The reactor has been designed so that loss-of-coolant accidents are prevented and decay heat is removed without automatic or operator actions. Prism is also capable of processing impure plutonium, with minimal need for chemical pre-clean-up or discharge of contaminants.
Loewen says: “From a passive safety design standpoint, I could have this reactor running at 100% power, 100% flow and hold the control rods out and then turn off the reactor coolant pump. The reactor would reduce power on its own and have no fuel damage.
“The other thing that is interesting is that with all reactors when you turn them off they still generate heat. If you don’t remove that heat then you will cause the fuel to melt. We saw that at Fukushima.
“What’s unique about the Prism design is that it features metal fuel, inside of metal tubing, inside metal coolant, inside a metal vessel. If we pass air beside that vessel, that removes the heat. That means we can remove the heat without opening any valves or turning on any pumps or having any operator doing anything, and that will last not for hours or days or months, but forever. So those are probably two of the more significant passive safety aspects of the design.”
The ability to process impure plutonium is also important, he says. “Because we are making a metal alloy, that means the process is very robust. We don’t care if there is any iron content in it. We don’t care about chlorine content either, because we are doing our electro-reduction in a chloride bath.
“As far as isotopics go, we don’t care about the in-growth of americium 241, because in a high-energy Prism reactor it will fission – it becomes fuel. In fact we prefer to have mixed isotopes, because that means you are not left with a bag of americium and the need to have to find a place to put it into the ground. We would prefer to turn it into electricity.”

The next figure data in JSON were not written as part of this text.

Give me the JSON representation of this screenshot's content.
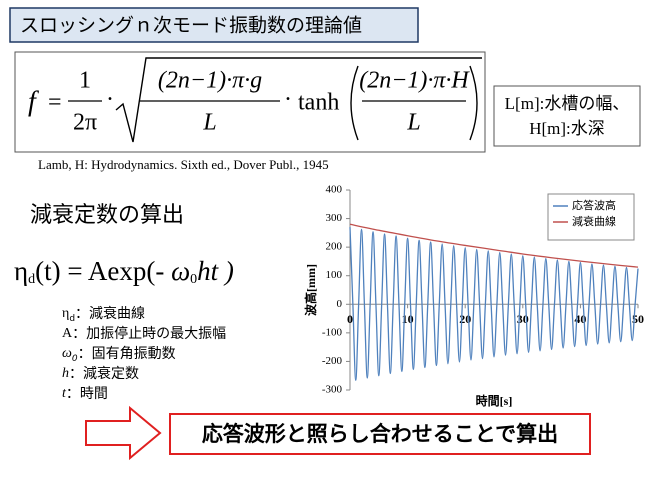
{
  "header": {
    "title": "スロッシングｎ次モード振動数の理論値"
  },
  "formula": {
    "lhs": "f",
    "eq": "=",
    "num1": "1",
    "den1": "2π",
    "dot": "·",
    "num2": "(2n−1)·π·g",
    "den2": "L",
    "tanh": "tanh",
    "num3": "(2n−1)·π·H",
    "den3": "L"
  },
  "side_box": {
    "line1": "L[m]:水槽の幅、",
    "line2": "H[m]:水深"
  },
  "reference": "Lamb, H: Hydrodynamics. Sixth ed., Dover Publ., 1945",
  "section_title": "減衰定数の算出",
  "decay_formula": {
    "eta": "η",
    "sub": "d",
    "middle": "(t) = Aexp(- ",
    "omega": "ω",
    "sub0": "0",
    "tail": "ht )"
  },
  "definitions": [
    {
      "symbol": "η",
      "sub": "d",
      "text": "：減衰曲線"
    },
    {
      "symbol": "A",
      "text": "：加振停止時の最大振幅"
    },
    {
      "symbol": "ω",
      "sub": "0",
      "text": "：固有角振動数"
    },
    {
      "symbol": "h",
      "text": "：減衰定数"
    },
    {
      "symbol": "t",
      "text": "：時間"
    }
  ],
  "conclusion": "応答波形と照らし合わせることで算出",
  "chart_data": {
    "type": "line",
    "xlabel": "時間[s]",
    "ylabel": "波高[mm]",
    "xlim": [
      0,
      50
    ],
    "xticks": [
      0,
      10,
      20,
      30,
      40,
      50
    ],
    "ylim": [
      -300,
      400
    ],
    "yticks": [
      -300,
      -200,
      -100,
      0,
      100,
      200,
      300,
      400
    ],
    "grid": false,
    "legend": "upper right",
    "series": [
      {
        "name": "応答波高",
        "color": "#4f81bd",
        "x": [
          0,
          0.5,
          1,
          1.5,
          2,
          2.5,
          3,
          3.5,
          4,
          4.5,
          5,
          5.5,
          6,
          6.5,
          7,
          7.5,
          8,
          8.5,
          9,
          9.5,
          10,
          10.5,
          11,
          11.5,
          12,
          12.5,
          13,
          13.5,
          14,
          14.5,
          15,
          15.5,
          16,
          16.5,
          17,
          17.5,
          18,
          18.5,
          19,
          19.5,
          20,
          20.5,
          21,
          21.5,
          22,
          22.5,
          23,
          23.5,
          24,
          24.5,
          25,
          25.5,
          26,
          26.5,
          27,
          27.5,
          28,
          28.5,
          29,
          29.5,
          30,
          30.5,
          31,
          31.5,
          32,
          32.5,
          33,
          33.5,
          34,
          34.5,
          35,
          35.5,
          36,
          36.5,
          37,
          37.5,
          38,
          38.5,
          39,
          39.5,
          40,
          40.5,
          41,
          41.5,
          42,
          42.5,
          43,
          43.5,
          44,
          44.5,
          45,
          45.5,
          46,
          46.5,
          47,
          47.5,
          48,
          48.5,
          49,
          49.5,
          50
        ],
        "values": [
          270,
          0,
          -266,
          0,
          262,
          0,
          -258,
          0,
          254,
          0,
          -250,
          0,
          246,
          0,
          -242,
          0,
          239,
          0,
          -235,
          0,
          231,
          0,
          -228,
          0,
          224,
          0,
          -221,
          0,
          218,
          0,
          -214,
          0,
          211,
          0,
          -208,
          0,
          205,
          0,
          -202,
          0,
          198,
          0,
          -195,
          0,
          192,
          0,
          -190,
          0,
          187,
          0,
          -184,
          0,
          181,
          0,
          -178,
          0,
          176,
          0,
          -173,
          0,
          170,
          0,
          -168,
          0,
          165,
          0,
          -163,
          0,
          160,
          0,
          -158,
          0,
          155,
          0,
          -153,
          0,
          150,
          0,
          -148,
          0,
          146,
          0,
          -144,
          0,
          141,
          0,
          -139,
          0,
          137,
          0,
          -135,
          0,
          133,
          0,
          -131,
          0,
          129,
          0,
          -127,
          0,
          125
        ]
      },
      {
        "name": "減衰曲線",
        "color": "#c0504d",
        "x": [
          0,
          5,
          10,
          15,
          20,
          25,
          30,
          35,
          40,
          45,
          50
        ],
        "values": [
          280,
          259,
          240,
          222,
          206,
          191,
          176,
          163,
          151,
          140,
          130
        ]
      }
    ]
  }
}
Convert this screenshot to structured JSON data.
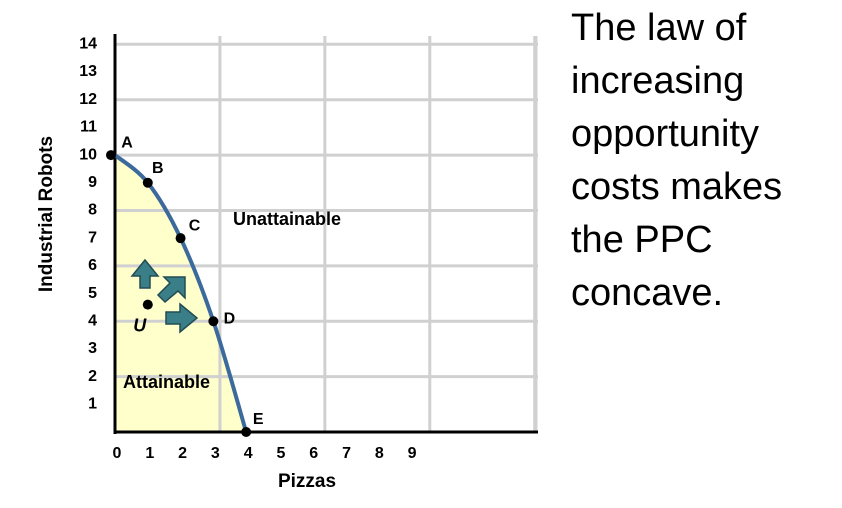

Some industry experts have expressed doubts that the Prism technology hasn’t been proved on the scale that is being proposed for the Sellafield installation. The sodium-cooled Experimental Breeder Reactor II (EBR II) in the US, on which Prism is based, had a thermal power rating of 62.5MW and produced 19MW of electricity through a conventional turbine generator. Prism will have to be significantly bigger, which presents engineering challenges. But Loewen thinks these can be managed.
“I’d argue that the technology has been proven,” he says. “The US built a large-scale prototype – the EBR II. For the commercial option for the UK, we are looking at a scaling-up factor of 10. GE Hitachi, as a reactor vendor, put its first private-funded boiling-water reactor in the US with a scaling factor of 280, and we did that successfully.
“Most recently, we built a first-of-a-kind reactor called the Advanced Boiling Water Reactor for Japan and Taiwan. We take proven technologies to market.”
Now that GE Hitachi has submitted its feasibility study to the Nuclear Decommissioning Authority (NDA), the watchdog’s experts are expected to spend the rest of the year assessing the reactor’s viability. The four-volume document includes an independent licensing assessment carried out by private consulting firm DBD, which concluded that there were “no fundamental impediments” to Prism becoming licensed in the UK.
In terms of the licensing process, GE Hitachi says it is keen to avoid putting Prism through the generic design assessment, preferring instead to carry out a site-specific approach focusing on safety questions related to Sellafield. Loewen says that locating the reactor at Sellafield would make sense because it would eliminate the need to transport plutonium oxide to a fuel fabrication plant.
As far as the NDA is concerned, it has stated that the government’s preferred policy for managing plutonium stocks is to convert the material into Mox for use in light-water reactors. But, in addition to evaluating the Prism design, the authority has confirmed that it is also assessing a feasibility study put forward by Canadian nuclear technology company Candu. This proposes that the UK should use the enhanced Candu 6 reactor to dispose of plutonium.
One alternative to these solutions would be to convert the plutonium into fuel that could be used for a thorium-based plant. Thorium was explored several decades ago as an alternative to the then-current reactors until the research was discontinued. Some experts believe it could provide a cleaner and more environmentally friendly alternative to today’s nuclear designs.
Two dozen members of parliament, led by Labour peer Baroness Bryony Worthington, have formed an informal committee to study the potential of thorium.
According to GE Hitachi, if the NDA assessment process does result in the progression of the company’s Prism technology, the licensing process could begin.
The company claims that adoption of Prism would mean risk being transferred away from government, with industry taking the lead in managing the plutonium stockpile. The taxpayer would only pay as plutonium is dispositioned, it says, and the government would neither own nor operate the plant.